The above snippet shows the use of Xamarin.Forms StackLayout along with native C# code to handle UI behaviour as it is usual in Razor components for hybrid apps. The same simple view for a Web app would use a similar code structure, but the UI would be described using HTML instead of Xamarin.Forms markup.

Mobile Blazor Bindings are an attempt to expand Blazor into a full-stack development framework, as Microsoft explained at its .NET Conf 2019 conference. The following image helps to clarify the different dimensions Blazor is moving through and where the Mobile Blazor Bindings fit it.

(Credits: Microsoft)

Microsoft's announcement raised both positive and negative reactions among developers. Besides those welcoming the new addition to the Blazor toolbox, several developers expressed concerns over the multiplication of options to create UI using .NET technologies. This makes it hard to choose which one to invest in and train a team into. Others went so far as expressing their fears Microsoft will at some point kill some of those projects, leaving the developers who adopted them in the dust.

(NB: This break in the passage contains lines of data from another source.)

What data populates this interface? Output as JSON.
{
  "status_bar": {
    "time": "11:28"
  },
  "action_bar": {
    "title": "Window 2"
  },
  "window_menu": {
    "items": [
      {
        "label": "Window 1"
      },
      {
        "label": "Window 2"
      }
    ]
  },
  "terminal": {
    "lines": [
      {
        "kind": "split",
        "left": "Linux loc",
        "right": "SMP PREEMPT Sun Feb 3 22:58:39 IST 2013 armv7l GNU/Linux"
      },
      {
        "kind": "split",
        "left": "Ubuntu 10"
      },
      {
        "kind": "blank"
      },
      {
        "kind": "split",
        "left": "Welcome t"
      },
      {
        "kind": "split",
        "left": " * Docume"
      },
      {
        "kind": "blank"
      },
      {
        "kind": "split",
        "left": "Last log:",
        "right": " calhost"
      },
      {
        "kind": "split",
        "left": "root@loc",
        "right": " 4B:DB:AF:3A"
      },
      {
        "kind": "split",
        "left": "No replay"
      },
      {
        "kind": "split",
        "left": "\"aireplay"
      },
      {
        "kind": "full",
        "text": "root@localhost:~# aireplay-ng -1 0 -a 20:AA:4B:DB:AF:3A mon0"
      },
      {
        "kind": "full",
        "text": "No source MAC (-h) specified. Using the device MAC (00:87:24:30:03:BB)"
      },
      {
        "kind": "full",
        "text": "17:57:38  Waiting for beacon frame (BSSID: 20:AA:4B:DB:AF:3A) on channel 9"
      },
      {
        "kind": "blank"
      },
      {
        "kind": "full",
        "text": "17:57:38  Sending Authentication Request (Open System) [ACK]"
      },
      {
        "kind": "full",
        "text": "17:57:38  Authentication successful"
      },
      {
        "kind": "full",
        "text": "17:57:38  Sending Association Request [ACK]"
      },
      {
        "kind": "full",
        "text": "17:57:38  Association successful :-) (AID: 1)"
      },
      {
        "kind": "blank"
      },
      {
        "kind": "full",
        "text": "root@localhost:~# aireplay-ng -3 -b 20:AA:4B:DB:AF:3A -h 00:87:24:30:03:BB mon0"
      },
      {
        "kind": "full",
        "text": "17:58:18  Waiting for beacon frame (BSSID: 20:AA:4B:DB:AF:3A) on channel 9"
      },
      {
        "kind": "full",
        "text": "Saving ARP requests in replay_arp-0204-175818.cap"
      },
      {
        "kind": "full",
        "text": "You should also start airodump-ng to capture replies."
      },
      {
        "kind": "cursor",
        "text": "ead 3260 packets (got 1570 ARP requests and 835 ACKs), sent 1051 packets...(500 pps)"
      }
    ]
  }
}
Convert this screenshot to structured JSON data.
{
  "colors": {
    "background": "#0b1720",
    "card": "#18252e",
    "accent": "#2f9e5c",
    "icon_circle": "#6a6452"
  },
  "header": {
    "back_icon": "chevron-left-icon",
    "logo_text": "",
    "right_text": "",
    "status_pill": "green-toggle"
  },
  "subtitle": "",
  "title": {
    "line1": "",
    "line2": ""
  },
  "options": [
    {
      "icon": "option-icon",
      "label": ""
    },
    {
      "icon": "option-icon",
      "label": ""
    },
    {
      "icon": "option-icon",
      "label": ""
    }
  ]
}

More factually, some critical voices focused on the fact Blazor Web and mobile apps would not share the same UI definition, thus diminishing the value of using a single programming model across both platforms. Additionally, they expressed a wish for Microsoft to focus on Blazor for Progressive Web Apps and WebAssembly, leaving mobile development to WPF, UWP and Xamarin.

Blazor runs on .NET Standard 2.0 and relies on Xamarin.Forms for its native UI components. Mobile Blazor Bindings are available on GitHub and require .NET Core 3.0 or 3.1.